Ode an Thomas Sankara im Theaterdiscounter.

In Ouagadougou, der Hauptstadt von Burkina Faso, gibt es einen Friedhof mit nur 13 Gräbern. Es ist kein andächtiger Ort, eher eine Brache. Ziegen grasen hier, Müll wird abgeladen, und eigentlich sollte man meinen, dass ein ehemaliger Präsident und seine Begleiter eine würdevollere letzte Ruhestätte verdient hätten. Aber Thomas Sankara, der von 1983 bis 1987 das afrikanische Land geführt hat, war ein Revolutionär, er wurde ermordet – unter bis heute dubiosen Umständen. Das Heldengedenken wird in Burkina Faso nicht eben gefördert. Der gegenwärtige Präsident Blaise Compaoré, ein vormaliger Weggefährte und brüderlicher Freund von Thomas Sankara, war mutmaßlich selbst in den Anschlag verstrickt.

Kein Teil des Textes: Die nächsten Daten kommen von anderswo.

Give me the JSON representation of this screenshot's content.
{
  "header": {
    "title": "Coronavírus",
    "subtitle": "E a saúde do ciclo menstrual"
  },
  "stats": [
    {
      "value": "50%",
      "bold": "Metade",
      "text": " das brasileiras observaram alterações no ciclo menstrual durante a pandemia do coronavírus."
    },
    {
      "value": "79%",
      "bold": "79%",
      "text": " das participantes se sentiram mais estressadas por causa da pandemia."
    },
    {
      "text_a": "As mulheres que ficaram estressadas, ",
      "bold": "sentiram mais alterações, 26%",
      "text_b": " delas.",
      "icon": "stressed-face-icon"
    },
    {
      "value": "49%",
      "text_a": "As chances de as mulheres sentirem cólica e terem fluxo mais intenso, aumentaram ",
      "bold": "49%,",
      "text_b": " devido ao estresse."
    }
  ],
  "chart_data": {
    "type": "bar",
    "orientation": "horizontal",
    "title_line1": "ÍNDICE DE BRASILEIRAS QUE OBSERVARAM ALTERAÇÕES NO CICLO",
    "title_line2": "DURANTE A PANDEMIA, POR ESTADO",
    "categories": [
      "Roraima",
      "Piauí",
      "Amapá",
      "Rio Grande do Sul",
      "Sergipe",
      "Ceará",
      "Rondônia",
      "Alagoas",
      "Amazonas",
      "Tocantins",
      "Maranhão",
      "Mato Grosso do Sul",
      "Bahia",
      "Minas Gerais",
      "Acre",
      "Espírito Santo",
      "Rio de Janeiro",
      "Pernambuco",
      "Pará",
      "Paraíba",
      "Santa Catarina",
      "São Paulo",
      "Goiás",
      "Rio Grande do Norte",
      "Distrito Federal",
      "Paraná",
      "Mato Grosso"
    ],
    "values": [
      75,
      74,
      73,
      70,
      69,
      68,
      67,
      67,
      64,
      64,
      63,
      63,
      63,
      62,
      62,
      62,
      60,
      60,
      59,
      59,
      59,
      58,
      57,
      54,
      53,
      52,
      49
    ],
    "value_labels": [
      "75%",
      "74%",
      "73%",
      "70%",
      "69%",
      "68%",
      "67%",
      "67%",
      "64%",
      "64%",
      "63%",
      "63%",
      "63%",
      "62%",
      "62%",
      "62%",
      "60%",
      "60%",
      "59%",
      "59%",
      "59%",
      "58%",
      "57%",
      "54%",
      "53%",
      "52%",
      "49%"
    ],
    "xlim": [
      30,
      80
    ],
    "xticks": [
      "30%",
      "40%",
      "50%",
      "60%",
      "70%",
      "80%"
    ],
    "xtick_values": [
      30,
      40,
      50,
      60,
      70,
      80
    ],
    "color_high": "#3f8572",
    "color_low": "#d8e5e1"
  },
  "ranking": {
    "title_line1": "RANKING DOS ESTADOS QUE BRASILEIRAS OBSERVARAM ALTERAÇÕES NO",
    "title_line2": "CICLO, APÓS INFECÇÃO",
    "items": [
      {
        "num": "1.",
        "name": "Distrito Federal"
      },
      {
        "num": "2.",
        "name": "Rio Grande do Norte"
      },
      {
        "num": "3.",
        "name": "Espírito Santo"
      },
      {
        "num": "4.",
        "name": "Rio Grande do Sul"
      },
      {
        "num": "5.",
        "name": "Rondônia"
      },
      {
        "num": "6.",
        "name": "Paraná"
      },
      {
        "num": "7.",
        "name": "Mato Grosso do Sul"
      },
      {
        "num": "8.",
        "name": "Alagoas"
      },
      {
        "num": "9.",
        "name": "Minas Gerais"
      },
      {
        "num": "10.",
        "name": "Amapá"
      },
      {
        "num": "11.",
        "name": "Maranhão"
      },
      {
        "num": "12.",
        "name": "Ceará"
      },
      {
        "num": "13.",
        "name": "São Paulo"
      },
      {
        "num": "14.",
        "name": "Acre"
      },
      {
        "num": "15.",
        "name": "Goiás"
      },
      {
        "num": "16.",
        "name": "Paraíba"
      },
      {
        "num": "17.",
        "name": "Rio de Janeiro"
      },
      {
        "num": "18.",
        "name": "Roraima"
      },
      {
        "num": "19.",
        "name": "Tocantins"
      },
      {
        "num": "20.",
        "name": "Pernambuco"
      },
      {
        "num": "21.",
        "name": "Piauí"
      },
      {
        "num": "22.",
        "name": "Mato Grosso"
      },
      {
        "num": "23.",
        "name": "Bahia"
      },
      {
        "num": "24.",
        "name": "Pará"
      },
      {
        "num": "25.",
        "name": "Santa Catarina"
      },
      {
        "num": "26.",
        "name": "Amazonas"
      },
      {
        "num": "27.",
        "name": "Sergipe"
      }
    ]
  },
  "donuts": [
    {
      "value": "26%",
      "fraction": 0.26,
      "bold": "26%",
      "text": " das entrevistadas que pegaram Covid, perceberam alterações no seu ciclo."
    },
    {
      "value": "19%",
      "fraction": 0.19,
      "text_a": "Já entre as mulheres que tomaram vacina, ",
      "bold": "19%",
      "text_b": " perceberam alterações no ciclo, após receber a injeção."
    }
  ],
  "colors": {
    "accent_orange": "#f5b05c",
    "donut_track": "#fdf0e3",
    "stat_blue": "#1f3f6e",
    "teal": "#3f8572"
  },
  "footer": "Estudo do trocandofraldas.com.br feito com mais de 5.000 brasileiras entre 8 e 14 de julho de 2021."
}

Im Westen kennt fast niemand mehr den Namen Thomas Sankara, geschweige denn seine Schriften. Auch der Schweizer Theatermacher Luzius Heydrich ist eher zufällig auf den Mann gestoßen, den manche den „Che Guevara Afrikas“ nennen. Auf einer Recherchereise in den westafrikanischen Staat lernte Heydrich den jungen Schauspieler Hypolitte Kanga kennen, der sich schon seit Jahren mit dem ehemaligen Präsidenten beschäftigt. Aus ihrer Begegnung ist das gemeinsame Projekt „Von einem, der auszog, die Revolution zu lernen“ entstanden: eine theatrale Hommage an den Sozialisten und Humanisten Sankara, der seine Heimat Obervolta in Burkina Faso umbenannte, zu Deutsch: Land der Aufrechten. Der außerdem die Luxuslimousinen der Vorgängerregierung verkaufen ließ und sich wie kein afrikanischer Präsident zuvor für die Rechte der Frauen eingesetzt hat.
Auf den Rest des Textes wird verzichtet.